If you keep toting your bike or any heavy equipment under your pick-up’s tonneau cover, it will take a toll on your fuel. It’s best that you just leave these things at home or in your garage unless you absolutely need them. Though small, you will notice a bump in your savings in fuel consumption. A few saved dollars in between gas-ups will make all the difference in the long run.
Reduce air conditioning
We get it, it’s hot especially during the peak months of summer. But according to the State of California DMV, your fuel costs can increase by 13% to 21% when your A/C is in full blast. The engine works harder to compensate for the strain in the car’s electrical system brought about by the A/C. That’s why seasoned drivers turn off their air condition when traversing uphill or any challenging route to increase engine power.
Additionally, don’t get tempted to roll down your window either. This decreases your vehicle’s aerodynamics making it less fuel efficient.
Maintain radiator system
The radiator maintains the temperature of engines, making sure that it’s not too hot or cold to operate. A thermostat determines how hard the radiator should work. If it runs cold, the engine’s efficiency is reduced. But if it runs hot, the engine can overheat and damage the radiator too. Checking if the thermostat works appropriately will help avoid these problems. Having this regularly looked by a mechanic will improve your fuel economy and save you a hefty repair down the road.

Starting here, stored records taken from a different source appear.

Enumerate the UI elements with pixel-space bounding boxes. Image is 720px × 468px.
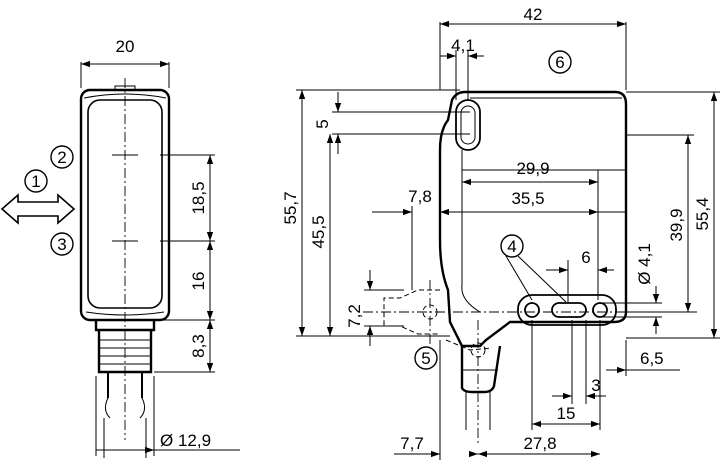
dim-cable-diameter: Ø 12,9 [160, 431, 211, 450]
dim-front-width: 20 [116, 37, 135, 56]
dim-side-height: 45,5 [309, 215, 328, 248]
dim-bottom-left: 7,7 [400, 434, 424, 453]
dim-slot-1: 3 [591, 376, 600, 395]
callout-5: 5 [421, 349, 430, 368]
dim-depth-1: 29,9 [516, 159, 549, 178]
dim-lens-top: 5 [313, 119, 332, 128]
lens-slot [455, 99, 481, 151]
dim-height-1: 39,9 [667, 208, 686, 241]
dim-mount-spacing: 6 [581, 248, 590, 267]
dim-front-upper: 18,5 [189, 181, 208, 214]
dim-lens-offset: 4,1 [451, 36, 475, 55]
mount-hole-right [592, 302, 608, 318]
callout-3: 3 [57, 235, 66, 254]
callout-1: 1 [31, 172, 40, 191]
dim-height-2: 55,4 [693, 197, 712, 230]
mount-slot [551, 302, 587, 318]
front-view: 20 18,5 16 8,3 Ø 12,9 1 2 3 [0, 37, 240, 458]
front-connector [94, 320, 156, 332]
side-housing [438, 90, 628, 348]
dim-connector-height: 8,3 [189, 334, 208, 358]
dim-bottom-right: 27,8 [523, 434, 556, 453]
dim-optical-axis: 7,8 [408, 187, 432, 206]
dim-depth-2: 35,5 [511, 189, 544, 208]
dim-slot-2: 15 [557, 404, 576, 423]
front-cable [107, 372, 143, 398]
callout-2: 2 [57, 148, 66, 167]
dim-slot-offset: 7,2 [345, 304, 364, 328]
callout-6: 6 [555, 53, 564, 72]
dim-front-lower: 16 [189, 272, 208, 291]
side-view: 42 4,1 5 55,7 45,5 7,8 29,9 35,5 [281, 5, 720, 460]
callout-4: 4 [507, 237, 516, 256]
dim-total-height: 55,7 [281, 191, 300, 224]
mount-hole-left [524, 302, 540, 318]
dim-hole-diameter: Ø 4,1 [635, 243, 654, 285]
direction-arrow-icon [0, 193, 76, 225]
dim-side-width: 42 [524, 5, 543, 24]
dim-foot-right: 6,5 [640, 349, 664, 368]
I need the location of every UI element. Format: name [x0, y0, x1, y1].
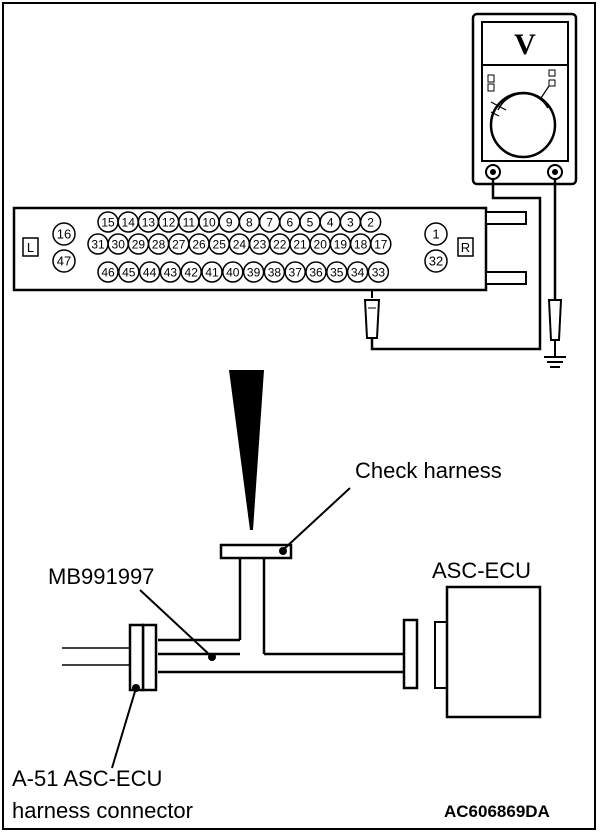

A tune-up is a fancy term for a procedure or service that supposedly improves your engine’s performance. Commonly, this includes having your oil changed, engine air filter replaced, and spark plugs changed. Oil changes should be done every time you reach 5,000 miles. New oil in your engine helps with lubrication, helping it run with less resistance. While spark plugs should be checked or replaced every 30,000 miles. When they get dirty, they’re less likely to burn fuel making for an inefficient engine.